Not mine, they will have crumbled into dust by now, but Bryony and Jo’s.
And as they both now have children, won’t they want to keep these reminders of their youth to show to their offspring?
Well they do, but not in their lofts apparently. “You keep them at the farm,” was the response. “You’ve got more room. We don’t want the clutter.”
Now I know we are not alone in this filial attitude.
As parents all of us appreciate this treasured evidence of these interstices of life.
The recorded trivia of ordinary family events which are extraordinary to us. But not in my attic space.
Not in perpetuity. Not when they have got plenty of room of their own.
My sister has long abandoned any thought of garaging her car as the domestic contents of one daughter’s move to Kuala Lumpur and her other daughter’s “temporary” house removal, take up every available spare inch. Many of my friends are in similar situations.

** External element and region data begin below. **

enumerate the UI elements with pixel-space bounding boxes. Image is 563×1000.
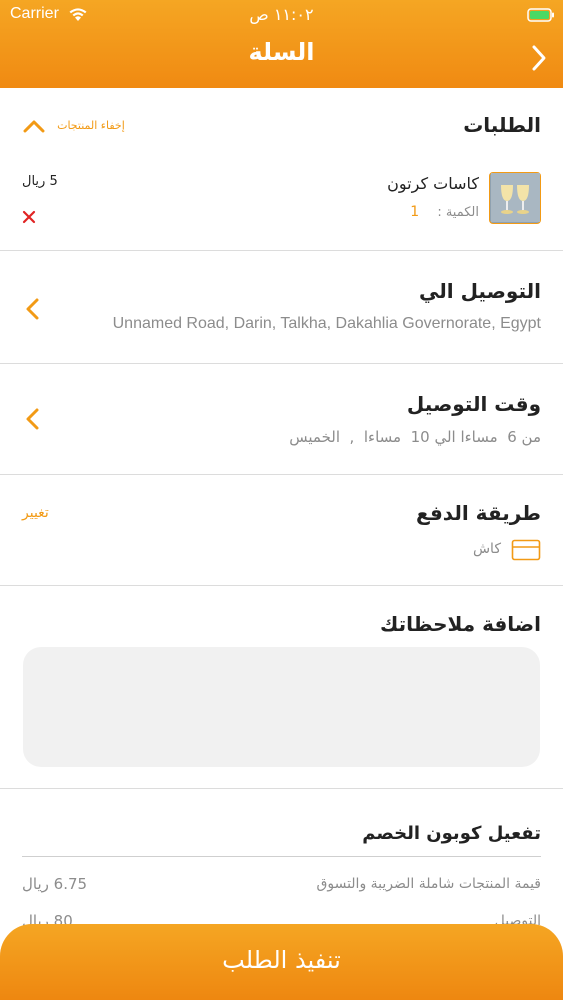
glasses-icon — [491, 173, 540, 222]
notes-title: اضافة ملاحظاتك — [380, 612, 541, 636]
delivery-title: التوصيل الي — [419, 279, 541, 303]
payment-method: كاش — [472, 541, 501, 557]
product-price: 5 ريال — [22, 174, 58, 189]
notes-textarea[interactable] — [23, 647, 540, 767]
hide-products-toggle[interactable]: إخفاء المنتجات — [22, 115, 125, 134]
submit-order-label: تنفيذ الطلب — [222, 946, 341, 974]
submit-order-button[interactable]: تنفيذ الطلب — [0, 924, 563, 1000]
remove-item-icon[interactable] — [22, 209, 36, 228]
delivery-address: Unnamed Road, Darin, Talkha, Dakahlia Go… — [112, 315, 541, 332]
status-time: ١١:٠٢ ص — [249, 5, 314, 24]
app-header: Carrier ١١:٠٢ ص السلة — [0, 0, 563, 88]
coupon-title[interactable]: تفعيل كوبون الخصم — [362, 823, 541, 844]
chevron-left-icon — [24, 297, 40, 325]
coupon-summary-section: تفعيل كوبون الخصم قيمة المنتجات شاملة ال… — [0, 789, 563, 930]
coupon-divider — [22, 856, 541, 857]
hide-products-label: إخفاء المنتجات — [57, 119, 125, 132]
chevron-up-icon — [23, 120, 45, 132]
page-title: السلة — [248, 38, 315, 66]
products-total-label: قيمة المنتجات شاملة الضريبة والتسوق — [316, 876, 541, 892]
payment-title: طريقة الدفع — [416, 501, 541, 525]
delivery-address-section[interactable]: التوصيل الي Unnamed Road, Darin, Talkha,… — [0, 251, 563, 364]
orders-section: الطلبات إخفاء المنتجات كاسات كرتون الكمي… — [0, 88, 563, 251]
products-total-value: 6.75 ريال — [22, 875, 88, 893]
qty-label: الكمية : — [437, 205, 479, 220]
orders-title: الطلبات — [463, 113, 541, 137]
back-chevron-icon[interactable] — [531, 44, 547, 76]
delivery-time-value: من 6 مساءا الي 10 مساءا , الخميس — [289, 428, 541, 446]
battery-icon — [527, 7, 555, 26]
change-payment-button[interactable]: تغيير — [22, 505, 49, 521]
credit-card-icon — [511, 539, 541, 565]
delivery-time-section[interactable]: وقت التوصيل من 6 مساءا الي 10 مساءا , ال… — [0, 364, 563, 475]
status-bar: Carrier ١١:٠٢ ص — [0, 5, 563, 27]
payment-section: طريقة الدفع تغيير كاش — [0, 475, 563, 586]
qty-value: 1 — [410, 204, 420, 220]
chevron-left-icon — [24, 407, 40, 435]
product-name: كاسات كرتون — [387, 174, 479, 193]
product-image — [489, 172, 541, 224]
product-qty-row: الكمية : 1 — [410, 204, 479, 220]
delivery-time-title: وقت التوصيل — [406, 392, 541, 416]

But just occasionally, when trying to clear out spider infested boxes of papers you come across something really thought provoking.
A real eye opener into history.
Rifling through a case of my mother-in-laws papers, old bank statements, house bills and other day to day documents which we have never really done anything about since her death, I found a sealed envelope with a small, lumpy object inside.
Opening it I pulled out a tiny enamel brooch and cross bar with the initials CCCP inscribed across the top.
Taking the brooch into the light I realised it was more of a badge than a brooch and that the figures on the brooch depicted a man and a woman triumphantly carrying a sheaf of wheat over yet more initials. BCXB.
Now from my stamp collecting days I knew that CCCP is a Russian (Cyrillic) abbreviation for the Soviet Union.
Research on t’internet came up with the badge originating from the Stalin era and celebrating an Exhibition of Successes of the Soviet Agriculture.
Was my mother-in-law, celebrated for being a Land Army girl, a soviet sleeper?
Or perhaps my father-in-law instead?
I seriously doubt it, but it is intriguing to know how the badge/brooch came into their possession and why it was sealed away.
An email to the agricultural section of the Russian Embassy has met with no reply.
Perhaps I ought to pin the badge to my jacket when I next go to London.
But if someone came up to me to enquire surreptitiously if “all is quiet on the Volga tonight”, with a copy of The Moscow Times rolled up under their arm, I would cut and run straight back home.